Close up Hands Tea x

Sit a bit and hear some observational stories I’ve been steeping.

Every neuroses has its thorns.

Every neuroses has its thorns.
Every neuroses has its thorns.

Every neuroses has its thorns.

There is a woman in my world who loved to use the word “neurotic” when I was a kid.  It was a label she tossed around like a conversational Post-it Note and stuck often — wherever and whenever she deemed it necessary.  If she saw a woman who dyed her hair multiple colors throughout the seasons she must have been neurotic.  Any woman who grew her hair longer than shoulder length after the age of 40? Neurotic.  Her list was long and varied and I knew to not copy the people or the behavior that wore the badge she applied.  It didn’t even occur to me, until later that this habit of off-the-cuff, curbside diagnosis was, in and of itself… neurotic.

In our house this word was not used in a clinical or compassionate way.  It took me a while (after a bit of maturity and time well-spent in therapy) to figure out, but this word was used to describe someone who was just different.  To the person applying this sticky-note of judgement — different was perceived as something to be suffered from.

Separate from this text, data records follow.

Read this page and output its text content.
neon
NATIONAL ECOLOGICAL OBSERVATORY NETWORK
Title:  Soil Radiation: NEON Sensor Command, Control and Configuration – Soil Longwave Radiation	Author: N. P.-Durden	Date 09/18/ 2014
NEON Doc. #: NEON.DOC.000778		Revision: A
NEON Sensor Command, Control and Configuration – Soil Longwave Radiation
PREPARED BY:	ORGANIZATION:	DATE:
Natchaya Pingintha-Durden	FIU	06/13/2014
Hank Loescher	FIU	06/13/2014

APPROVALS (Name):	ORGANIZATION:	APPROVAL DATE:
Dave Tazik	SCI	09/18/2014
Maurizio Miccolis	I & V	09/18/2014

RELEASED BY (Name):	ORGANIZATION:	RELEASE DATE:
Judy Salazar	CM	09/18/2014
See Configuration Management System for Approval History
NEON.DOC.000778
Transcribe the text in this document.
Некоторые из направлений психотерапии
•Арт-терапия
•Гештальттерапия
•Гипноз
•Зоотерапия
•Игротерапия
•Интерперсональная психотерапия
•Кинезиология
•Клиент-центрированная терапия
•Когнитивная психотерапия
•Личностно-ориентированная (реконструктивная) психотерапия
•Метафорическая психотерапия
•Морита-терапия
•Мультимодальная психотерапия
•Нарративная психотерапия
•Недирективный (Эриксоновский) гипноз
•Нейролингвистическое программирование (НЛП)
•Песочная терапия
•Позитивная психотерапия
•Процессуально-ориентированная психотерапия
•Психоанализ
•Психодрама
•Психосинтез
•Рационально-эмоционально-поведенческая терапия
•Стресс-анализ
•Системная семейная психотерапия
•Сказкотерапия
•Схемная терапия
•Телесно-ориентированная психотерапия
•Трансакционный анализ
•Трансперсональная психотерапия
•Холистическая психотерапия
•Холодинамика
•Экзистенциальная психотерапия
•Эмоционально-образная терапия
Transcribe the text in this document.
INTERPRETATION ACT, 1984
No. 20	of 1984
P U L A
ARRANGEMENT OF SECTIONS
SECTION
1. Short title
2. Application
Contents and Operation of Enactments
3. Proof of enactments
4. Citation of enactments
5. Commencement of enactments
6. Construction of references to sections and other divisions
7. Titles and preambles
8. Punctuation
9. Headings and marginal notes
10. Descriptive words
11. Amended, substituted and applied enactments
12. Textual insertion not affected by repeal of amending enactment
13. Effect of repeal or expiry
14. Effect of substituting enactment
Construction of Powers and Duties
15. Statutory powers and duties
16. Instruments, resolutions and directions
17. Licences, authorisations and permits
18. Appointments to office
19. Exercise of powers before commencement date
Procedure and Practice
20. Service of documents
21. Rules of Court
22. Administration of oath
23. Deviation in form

As for me, despite that upbringing, I appreciate and celebrate differences.  Thank goodness I had an amazing counselor and a few dynamic mentors to help walk me through the giant pad of temporary labels pasted on me since childhood.  Yes, even emotional Post-it Notes are applied with temporary adhesive and can be, if not permanently removed, moved out of the way.

Living in a household where differences were not celebrated, meant that music, household furnishings and clothing (to name a few) were to be classic.  Not different. However, being a teenager in the early 80’s meant anything BUT classic.  Everything outside our home was a big and varied box of tricks.  Life was bright, vivid, large (hair, shoulder pads, furnishings) and set to the soundtrack of artists like Michael Jackson, Madonna and Punk Rock.  Even if you visited houses on our block the interiors ranged from country to chintz to Southwestern to black lacquer, mirrored walls and surfaces.  The senses reeled from it all.  It was as if the whole world was dealing with multiple personality issues.  While I found it exhilarating and liberating, I bet by now you can imagine what label was applied to just about everything that that decade contained.

Being the scrappy girl I was (okay, am), I managed to plug my ears enough to dress, sing and furnish my home the way I wanted to, while my heart heard the words hurled at me I worked really hard to make them not stick.

Sticks and stones may break my bones, but words will never hurt me.

No, but words can be difficult to remove.  Especially words that imply that something isn’t quite right with being different.  My son has a clinical neurological diagnosis of autism and that means he’s different – but sometimes, being different is the most delicious thing about him.  Like when he recently informed me, when I told him he was growing up to be quite a wonderful man (he’s 18), that he wasn’t a man yet.  “Mom, I’m a pre-man.”  He might have tagged it differently than the average bear, but he certainly got it right.

A lifetime has taught me that differences make for a most beautiful world. I refuse to trust or believe the labels that get attached to people and things that are different, especially the hurtful labels. I choose instead to believe that like Post-it Notes, the labels applied by others can be moved by me to a place where I don’t have to pay attention to them and with any luck, the adhesive will wear out and they will flutter away, never to be used again.

xo – t.

I prefer neurotic people. I like to hear the rumblings beneath the surface.” – Stephen Sondheim

Be daring, be different, be impractical, be anything that will assert integrity of purpose and imaginative vision against the play-it-safers, the creatures of the commonplace, the slaves of the ordinary.” – Cecil Beaton

The artist is not a different kind of person, but every person is a different kind of artist.” – Freya Stark

Post-it Notes were invented by accident, given out as free samples in test markets in 1977 but not sold in stores until 1980.

[BTW – I often write late at night, so please forgive any typos. My heart is in the right place, but my fingers… not always.]